WASHINGTON — Americans borrowed more in September to buy cars and attend college, but they charged less to their credit cards for a third straight month. The figures suggest that consumers are growing more cautious about taking on high-interest debt in a weak economy.
Total consumer borrowing rose by $7.4 billion in September, the Federal Reserve said Monday. In August, it had fallen by the most in 16 months.
The September increase reflected a 5.8 percent increase in borrowing in the category that includes car and student loans. But the category that covers credit-card purchases dropped 1 percent after larger declines in July and August.

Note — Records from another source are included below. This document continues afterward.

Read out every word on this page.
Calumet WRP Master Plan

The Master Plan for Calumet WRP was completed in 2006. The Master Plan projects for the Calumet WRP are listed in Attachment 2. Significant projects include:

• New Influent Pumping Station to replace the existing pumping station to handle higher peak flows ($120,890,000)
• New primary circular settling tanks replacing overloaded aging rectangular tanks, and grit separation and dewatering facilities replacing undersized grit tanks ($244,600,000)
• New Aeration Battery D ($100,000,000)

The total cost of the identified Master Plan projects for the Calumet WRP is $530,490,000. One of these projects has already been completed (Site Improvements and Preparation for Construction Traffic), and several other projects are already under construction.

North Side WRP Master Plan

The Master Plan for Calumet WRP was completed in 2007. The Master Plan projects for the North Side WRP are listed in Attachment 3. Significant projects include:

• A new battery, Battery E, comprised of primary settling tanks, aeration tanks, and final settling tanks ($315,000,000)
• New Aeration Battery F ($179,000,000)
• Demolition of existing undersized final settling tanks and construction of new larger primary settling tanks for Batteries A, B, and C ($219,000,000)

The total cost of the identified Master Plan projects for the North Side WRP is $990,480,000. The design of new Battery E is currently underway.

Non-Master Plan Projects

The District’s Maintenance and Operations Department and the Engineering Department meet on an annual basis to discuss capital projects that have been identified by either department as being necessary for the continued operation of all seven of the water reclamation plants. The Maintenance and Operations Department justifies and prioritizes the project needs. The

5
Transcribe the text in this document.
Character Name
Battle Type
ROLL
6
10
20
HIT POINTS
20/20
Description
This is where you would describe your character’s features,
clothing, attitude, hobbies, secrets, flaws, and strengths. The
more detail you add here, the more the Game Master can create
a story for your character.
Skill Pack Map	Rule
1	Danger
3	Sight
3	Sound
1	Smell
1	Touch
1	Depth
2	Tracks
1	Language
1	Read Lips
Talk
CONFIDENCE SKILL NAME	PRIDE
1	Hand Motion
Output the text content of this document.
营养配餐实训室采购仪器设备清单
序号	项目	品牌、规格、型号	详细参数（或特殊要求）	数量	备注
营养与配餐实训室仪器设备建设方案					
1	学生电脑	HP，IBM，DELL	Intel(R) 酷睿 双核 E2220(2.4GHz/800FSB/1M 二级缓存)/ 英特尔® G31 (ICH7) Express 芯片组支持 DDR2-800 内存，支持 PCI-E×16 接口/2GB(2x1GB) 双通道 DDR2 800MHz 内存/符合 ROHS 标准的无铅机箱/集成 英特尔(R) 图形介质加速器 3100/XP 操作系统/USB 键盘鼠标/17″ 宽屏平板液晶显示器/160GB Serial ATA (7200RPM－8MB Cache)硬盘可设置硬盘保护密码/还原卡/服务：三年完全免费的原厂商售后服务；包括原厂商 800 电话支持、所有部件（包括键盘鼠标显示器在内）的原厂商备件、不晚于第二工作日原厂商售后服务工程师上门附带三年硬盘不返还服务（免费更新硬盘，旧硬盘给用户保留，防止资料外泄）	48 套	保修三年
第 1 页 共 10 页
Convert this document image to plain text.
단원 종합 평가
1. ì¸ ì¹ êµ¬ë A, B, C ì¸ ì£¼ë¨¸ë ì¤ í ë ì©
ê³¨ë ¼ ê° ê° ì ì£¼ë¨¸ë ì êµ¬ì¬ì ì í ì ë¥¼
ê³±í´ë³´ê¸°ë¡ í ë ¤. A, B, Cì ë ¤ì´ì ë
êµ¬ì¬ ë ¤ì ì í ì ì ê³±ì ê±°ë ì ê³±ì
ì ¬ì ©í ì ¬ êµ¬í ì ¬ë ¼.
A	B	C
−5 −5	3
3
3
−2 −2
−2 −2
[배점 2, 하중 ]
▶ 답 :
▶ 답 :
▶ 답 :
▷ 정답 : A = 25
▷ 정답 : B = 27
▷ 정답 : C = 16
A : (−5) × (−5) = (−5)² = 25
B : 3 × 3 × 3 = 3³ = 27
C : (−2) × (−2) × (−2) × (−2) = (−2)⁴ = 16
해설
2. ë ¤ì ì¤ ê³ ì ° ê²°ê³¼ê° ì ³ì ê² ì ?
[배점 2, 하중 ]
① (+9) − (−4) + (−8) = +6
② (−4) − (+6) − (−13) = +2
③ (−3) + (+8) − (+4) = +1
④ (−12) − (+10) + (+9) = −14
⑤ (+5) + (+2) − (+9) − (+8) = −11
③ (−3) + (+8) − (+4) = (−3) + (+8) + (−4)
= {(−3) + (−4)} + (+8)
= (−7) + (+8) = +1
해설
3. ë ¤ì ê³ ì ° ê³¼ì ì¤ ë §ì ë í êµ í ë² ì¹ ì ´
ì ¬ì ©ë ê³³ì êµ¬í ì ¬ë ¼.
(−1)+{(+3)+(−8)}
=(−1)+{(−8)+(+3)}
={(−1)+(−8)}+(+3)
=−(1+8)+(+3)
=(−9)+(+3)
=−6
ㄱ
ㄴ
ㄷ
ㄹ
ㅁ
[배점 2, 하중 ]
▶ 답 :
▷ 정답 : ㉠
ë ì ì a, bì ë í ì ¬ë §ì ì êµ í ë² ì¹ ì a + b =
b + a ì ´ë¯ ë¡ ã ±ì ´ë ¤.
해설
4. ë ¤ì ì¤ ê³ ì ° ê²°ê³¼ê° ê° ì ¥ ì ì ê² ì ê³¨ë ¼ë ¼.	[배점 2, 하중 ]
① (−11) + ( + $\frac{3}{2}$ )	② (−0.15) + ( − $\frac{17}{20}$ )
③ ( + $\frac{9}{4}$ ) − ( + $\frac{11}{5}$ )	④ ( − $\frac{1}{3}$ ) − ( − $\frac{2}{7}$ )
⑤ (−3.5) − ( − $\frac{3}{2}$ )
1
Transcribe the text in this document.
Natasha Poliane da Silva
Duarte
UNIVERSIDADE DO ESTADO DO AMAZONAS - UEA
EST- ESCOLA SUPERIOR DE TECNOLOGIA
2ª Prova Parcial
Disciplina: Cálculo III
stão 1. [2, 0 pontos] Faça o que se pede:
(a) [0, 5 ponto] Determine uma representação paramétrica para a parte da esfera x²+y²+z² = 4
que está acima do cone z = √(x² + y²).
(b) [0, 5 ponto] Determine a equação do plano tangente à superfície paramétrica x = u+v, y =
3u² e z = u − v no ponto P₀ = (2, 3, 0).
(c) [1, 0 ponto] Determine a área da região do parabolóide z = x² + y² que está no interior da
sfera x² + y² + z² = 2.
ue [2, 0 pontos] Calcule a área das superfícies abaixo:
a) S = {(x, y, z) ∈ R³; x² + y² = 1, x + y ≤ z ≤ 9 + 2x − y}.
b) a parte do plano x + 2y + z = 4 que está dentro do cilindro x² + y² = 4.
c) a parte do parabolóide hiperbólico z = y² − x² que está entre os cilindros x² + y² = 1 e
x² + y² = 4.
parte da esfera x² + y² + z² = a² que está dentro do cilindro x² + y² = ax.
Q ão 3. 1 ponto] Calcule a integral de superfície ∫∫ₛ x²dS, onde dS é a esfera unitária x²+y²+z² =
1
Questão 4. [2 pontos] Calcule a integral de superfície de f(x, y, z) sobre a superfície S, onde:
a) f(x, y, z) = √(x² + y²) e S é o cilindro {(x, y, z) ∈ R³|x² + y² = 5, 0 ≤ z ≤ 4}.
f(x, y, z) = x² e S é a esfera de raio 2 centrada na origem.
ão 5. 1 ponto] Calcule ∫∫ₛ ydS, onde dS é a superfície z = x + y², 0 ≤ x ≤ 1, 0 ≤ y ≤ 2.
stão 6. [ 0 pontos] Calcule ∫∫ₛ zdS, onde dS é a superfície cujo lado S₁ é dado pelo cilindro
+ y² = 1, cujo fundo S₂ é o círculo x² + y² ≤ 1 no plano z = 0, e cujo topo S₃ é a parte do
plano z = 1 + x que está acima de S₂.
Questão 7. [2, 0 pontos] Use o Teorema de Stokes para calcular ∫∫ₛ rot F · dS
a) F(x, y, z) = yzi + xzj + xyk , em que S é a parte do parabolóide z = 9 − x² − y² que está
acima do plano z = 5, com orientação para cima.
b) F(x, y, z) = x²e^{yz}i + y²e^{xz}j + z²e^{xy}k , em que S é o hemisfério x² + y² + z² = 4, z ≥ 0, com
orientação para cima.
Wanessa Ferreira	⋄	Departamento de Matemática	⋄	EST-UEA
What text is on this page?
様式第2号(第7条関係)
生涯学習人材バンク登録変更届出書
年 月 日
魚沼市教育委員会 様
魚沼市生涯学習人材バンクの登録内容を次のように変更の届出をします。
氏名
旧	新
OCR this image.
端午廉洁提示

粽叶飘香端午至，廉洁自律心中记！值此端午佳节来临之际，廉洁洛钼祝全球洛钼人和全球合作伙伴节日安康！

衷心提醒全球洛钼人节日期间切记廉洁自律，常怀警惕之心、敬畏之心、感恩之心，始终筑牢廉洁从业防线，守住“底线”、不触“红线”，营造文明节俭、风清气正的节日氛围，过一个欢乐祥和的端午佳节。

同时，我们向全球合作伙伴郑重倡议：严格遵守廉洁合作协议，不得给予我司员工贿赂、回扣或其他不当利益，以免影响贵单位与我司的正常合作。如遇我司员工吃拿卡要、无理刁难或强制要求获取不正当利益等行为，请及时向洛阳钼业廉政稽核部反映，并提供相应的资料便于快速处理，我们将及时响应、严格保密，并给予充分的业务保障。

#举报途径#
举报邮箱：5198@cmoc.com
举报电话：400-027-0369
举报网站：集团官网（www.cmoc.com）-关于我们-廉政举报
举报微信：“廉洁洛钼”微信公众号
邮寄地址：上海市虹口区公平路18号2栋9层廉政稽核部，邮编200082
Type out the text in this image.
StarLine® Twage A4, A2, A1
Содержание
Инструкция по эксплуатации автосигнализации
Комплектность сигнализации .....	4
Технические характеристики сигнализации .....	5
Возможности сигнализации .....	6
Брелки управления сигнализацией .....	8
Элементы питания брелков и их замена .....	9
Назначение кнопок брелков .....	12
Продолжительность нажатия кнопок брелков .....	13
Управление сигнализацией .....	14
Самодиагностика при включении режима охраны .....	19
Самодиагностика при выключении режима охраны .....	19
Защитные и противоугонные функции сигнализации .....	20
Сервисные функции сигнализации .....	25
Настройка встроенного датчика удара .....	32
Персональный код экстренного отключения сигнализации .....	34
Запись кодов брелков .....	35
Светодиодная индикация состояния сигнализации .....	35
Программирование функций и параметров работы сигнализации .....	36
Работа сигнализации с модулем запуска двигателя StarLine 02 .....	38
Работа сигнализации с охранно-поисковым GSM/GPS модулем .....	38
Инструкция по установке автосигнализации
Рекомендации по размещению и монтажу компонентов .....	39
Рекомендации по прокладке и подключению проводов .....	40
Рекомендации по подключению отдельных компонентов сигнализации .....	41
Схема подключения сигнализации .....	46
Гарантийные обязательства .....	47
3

Credit-card use has sunk nearly 19 percent since September 2008, the height of the financial crisis. For many consumers, adding debt with high interest rates is too risky when jobs are scarce, raises are few and unemployment has been stuck near 9 percent for more than two years.
“Households continue to prefer cash over credit as employment, income and wealth prospects remain feeble,” said Gregory Daco, principal U.S. economist at IHS Global Insight.
The average annual percentage rate ticked up to 14.46 percent for variable-rate credit cards and was unchanged at 13.71 percent for fixed-rate credit cards, according to .
Auto loans are far cheaper. The average rate for a 48-month new-car loan was 5.31 percent last week.